Wrangel was not the discoverer of the island: this piece of land had long been known to Arctic sailors, but remained inaccessible. In the early 1820s, the Baron's expedition unsuccessfully tried to reach the shores of the island for three years in a row but collected a lot of data about it. Wrangel's name appeared on the map in 1867, when the American whaler Thomas Long finally managed to approach the island and round it. Long named the island after the famous Russian explorer of the polar seas. The strait between Wrangel Island and the mainland was named after Long himself.
Only 70 km from Wrangel Island, Herald Island is already in another sea, the Chukchi Sea. It was discovered in 1849 by British Vice Admiral Henry Kellett. Herald was the name of his ship.
The history of the islands makes it clear that the reserve is hard to reach, but this makes it even more interesting for tourists. Wrangel Island is famous primarily for the fact that polar bears breed on it. Every year hundreds of female bears lie down here in their ancestral dens, and then in March-April they emerge and stay on Wrangel Island until the newborn cubs are used to the harsh conditions of the Arctic. This takes several months, after which the bear colonies move to the pack ice (that is, the perennial sea ice).
In addition to bears, there are also white owls, lemmings and Arctic foxes, which also breed here. They offer an example of how everything in nature is interconnected: Arctic foxes and owls hunt lemmings, and when there are few rodents, the Arctic foxes feed on nesting owls, giving the lemmings a chance to recover, and the balance is gradually restored. There are also non-indigenous inhabitants on the island: reindeer and musk oxen, which were successfully brought to the Arctic for acclimatisation. Foxes, ermines, wolverines and wolves come from the mainland.
Fifty species of migratory birds nest in the reserve, and on Wrangel Island, there is the only large colony of white geese in Eurasia. A large number of seabirds gather on the picturesque cliffs of Cape Ptichy Bazar and on the rocky southern shores of Herald Island: kittiwakes, thick-billed guillemots and true guillemots, pelagic cormorants.
Pacific walruses are fond of both protected islands. Wrangel Island still houses the largest walrus rookery in Russia. In early summer, seals rest on ice floes in the bay. Towards the end of summer, on windless days, the fountains of grey whales can be seen in the sea.
The flora of the reserve is unique: almost all types of arctic landscapes, with the exception of glacial ones, can be found on Wrangel Island. The base of some of these landscapes is formed by plants that have survived here since the Pleistocene. In fact, of all the landscapes that exist now on the planet, these are closest to the actual ancient Pleistocene.

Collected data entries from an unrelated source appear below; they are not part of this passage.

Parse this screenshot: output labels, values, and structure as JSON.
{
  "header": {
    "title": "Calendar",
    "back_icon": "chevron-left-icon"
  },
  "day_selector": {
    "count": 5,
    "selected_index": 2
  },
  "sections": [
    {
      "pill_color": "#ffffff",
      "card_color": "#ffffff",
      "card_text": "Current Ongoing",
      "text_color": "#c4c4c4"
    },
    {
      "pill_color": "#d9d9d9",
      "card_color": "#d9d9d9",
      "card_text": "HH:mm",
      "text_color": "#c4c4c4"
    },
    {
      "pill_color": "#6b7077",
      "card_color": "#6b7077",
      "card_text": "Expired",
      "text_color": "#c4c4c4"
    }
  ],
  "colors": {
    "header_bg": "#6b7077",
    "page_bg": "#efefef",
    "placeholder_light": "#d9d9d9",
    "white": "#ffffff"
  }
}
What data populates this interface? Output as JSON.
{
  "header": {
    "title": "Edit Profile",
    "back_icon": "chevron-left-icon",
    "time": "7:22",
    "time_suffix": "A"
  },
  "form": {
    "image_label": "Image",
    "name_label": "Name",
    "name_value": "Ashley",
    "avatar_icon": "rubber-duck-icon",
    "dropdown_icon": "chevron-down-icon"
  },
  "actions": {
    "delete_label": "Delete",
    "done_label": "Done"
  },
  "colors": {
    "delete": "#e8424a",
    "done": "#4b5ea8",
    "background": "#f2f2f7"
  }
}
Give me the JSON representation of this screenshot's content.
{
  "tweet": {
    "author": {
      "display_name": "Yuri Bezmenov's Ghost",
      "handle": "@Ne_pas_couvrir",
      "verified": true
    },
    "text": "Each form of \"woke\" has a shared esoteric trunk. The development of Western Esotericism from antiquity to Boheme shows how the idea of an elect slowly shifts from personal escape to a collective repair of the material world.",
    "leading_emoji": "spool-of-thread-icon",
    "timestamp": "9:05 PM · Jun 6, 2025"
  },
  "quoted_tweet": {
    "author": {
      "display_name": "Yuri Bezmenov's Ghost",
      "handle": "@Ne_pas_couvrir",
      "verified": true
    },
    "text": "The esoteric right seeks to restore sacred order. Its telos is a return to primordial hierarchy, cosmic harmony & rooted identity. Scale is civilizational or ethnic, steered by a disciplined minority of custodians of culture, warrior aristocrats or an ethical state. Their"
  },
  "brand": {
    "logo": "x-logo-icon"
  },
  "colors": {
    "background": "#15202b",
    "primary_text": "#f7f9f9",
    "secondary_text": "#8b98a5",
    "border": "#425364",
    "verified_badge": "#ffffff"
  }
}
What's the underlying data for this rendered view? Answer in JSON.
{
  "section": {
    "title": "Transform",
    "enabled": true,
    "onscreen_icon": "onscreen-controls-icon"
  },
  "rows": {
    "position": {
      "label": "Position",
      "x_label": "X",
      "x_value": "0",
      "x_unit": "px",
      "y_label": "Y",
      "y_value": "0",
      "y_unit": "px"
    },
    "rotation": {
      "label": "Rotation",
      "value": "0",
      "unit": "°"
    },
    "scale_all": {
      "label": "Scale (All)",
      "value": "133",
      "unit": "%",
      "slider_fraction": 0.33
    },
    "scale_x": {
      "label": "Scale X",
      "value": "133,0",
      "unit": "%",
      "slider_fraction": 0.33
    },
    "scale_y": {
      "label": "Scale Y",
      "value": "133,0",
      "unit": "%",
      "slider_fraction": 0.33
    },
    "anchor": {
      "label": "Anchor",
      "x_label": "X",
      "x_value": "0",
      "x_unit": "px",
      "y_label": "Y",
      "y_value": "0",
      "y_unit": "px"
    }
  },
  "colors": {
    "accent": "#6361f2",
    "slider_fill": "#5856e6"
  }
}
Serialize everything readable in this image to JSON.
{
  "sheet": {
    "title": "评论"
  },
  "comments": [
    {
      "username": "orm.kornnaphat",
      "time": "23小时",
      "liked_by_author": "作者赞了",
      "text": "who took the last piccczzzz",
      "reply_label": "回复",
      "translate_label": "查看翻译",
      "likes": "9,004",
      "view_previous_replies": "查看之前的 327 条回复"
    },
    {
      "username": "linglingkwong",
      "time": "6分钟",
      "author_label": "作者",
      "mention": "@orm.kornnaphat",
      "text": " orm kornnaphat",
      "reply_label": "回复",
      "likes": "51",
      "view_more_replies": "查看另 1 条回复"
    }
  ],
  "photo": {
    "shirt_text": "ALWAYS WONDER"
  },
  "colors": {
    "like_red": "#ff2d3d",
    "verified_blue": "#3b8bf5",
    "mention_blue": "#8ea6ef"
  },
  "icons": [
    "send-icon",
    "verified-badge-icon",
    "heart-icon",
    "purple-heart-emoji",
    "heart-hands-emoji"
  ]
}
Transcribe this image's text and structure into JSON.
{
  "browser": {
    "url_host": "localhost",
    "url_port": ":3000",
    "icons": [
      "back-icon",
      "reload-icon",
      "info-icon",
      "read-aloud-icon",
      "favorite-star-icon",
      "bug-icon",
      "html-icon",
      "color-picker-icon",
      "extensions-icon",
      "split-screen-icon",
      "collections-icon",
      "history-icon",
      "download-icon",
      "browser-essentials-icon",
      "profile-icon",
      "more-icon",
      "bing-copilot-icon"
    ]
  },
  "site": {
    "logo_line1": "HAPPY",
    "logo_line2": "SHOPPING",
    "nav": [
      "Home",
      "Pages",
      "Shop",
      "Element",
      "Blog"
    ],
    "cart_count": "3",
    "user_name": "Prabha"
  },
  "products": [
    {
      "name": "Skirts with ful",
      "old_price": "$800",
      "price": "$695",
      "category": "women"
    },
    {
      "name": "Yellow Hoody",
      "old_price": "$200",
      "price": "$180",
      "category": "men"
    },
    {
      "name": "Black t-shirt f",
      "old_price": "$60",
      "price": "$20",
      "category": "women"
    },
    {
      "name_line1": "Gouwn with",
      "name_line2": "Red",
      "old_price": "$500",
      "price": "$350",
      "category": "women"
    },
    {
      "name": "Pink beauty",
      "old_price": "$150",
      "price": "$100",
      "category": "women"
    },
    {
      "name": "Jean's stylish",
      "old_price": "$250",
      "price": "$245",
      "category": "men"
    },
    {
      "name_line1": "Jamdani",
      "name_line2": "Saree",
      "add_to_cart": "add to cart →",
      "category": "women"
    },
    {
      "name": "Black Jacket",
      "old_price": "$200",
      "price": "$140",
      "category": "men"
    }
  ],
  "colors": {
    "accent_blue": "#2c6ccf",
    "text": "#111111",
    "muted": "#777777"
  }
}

On Wrangel Island, there are historical monuments from various eras. The oldest one is the ancient Eskimo site Chertov Ovrag (Devil's Ravine.) Most of Krasin Bay, which is always teeming with marine mammals and birds, is perfectly visible from the site. It is easy to understand why ancient hunters set up a seasonal camp here more than three thousand years ago.
In the northwestern part of the island, on the northern shore of the Nanaun Lagoon, you can see a rare sight from the times of the Soviet pioneers: the remains of a dugout built by Vasily Nanaun's family in the 1920s. Nanaun's descendants moved to the mainland at the beginning of the 21st century, and now there are no permanent residents on the island, except for the reserve inspectors. The staff of the research station regularly visit the island, but it is extremely difficult and dangerous to live there because of its proximity to polar bears.
On Lake Komsomol, a hunting camp from the 20th century has been preserved: a wooden hut called Hunter Chayvyn's House. Chayvyn was an Eskimo hunter, a real character in Vitaly Shentalinsky's documentary work 'Autumn at Wrangel Reserve', published in 1978. Shentalinsky wrote the most expressive description of this Arctic land:
'... Thousands of years ago, in those immemorial times, when the great glaciers were melting, Wrangel Island appeared in the ocean: a fragment of ancient Beringia. Epochs passed, people settled the planet, but the island, similar in outline to a cracked bear's skull, remained uninhabited. Its 'discovery' was long and difficult, it was not easy to master. Now the island is once again beyond the reach of human exploitation, but not because of the polar elements, but by human will. We are witnesses to, and participants in, its new history'.
The priority type of tourism in the reserve is scientific, aimed at environmental education. During the short period of ice-free water in the adjacent seas, Wrangel Island is accessible to cruise ship passengers. The reserve has nine ecological routes, including two cruise routes. Tourists require the permission of the reserve administration to stay within the territory of the Wrangel Island Reserve. Cruise ships only enter the surrounding marine zone with the administration's authorisation as well: the application must be submitted at least 5 months before the voyage.
When visiting, it is necessary to strictly comply with the Reserve's Regulations and the rules for visiting the Chukotka Autonomous District. Each group is accompanied by employees of the nature reserve. During overland excursions, visitors stay in guesthouses on Wrangel Island.
All up-to-date information is available on the nature reserve's website.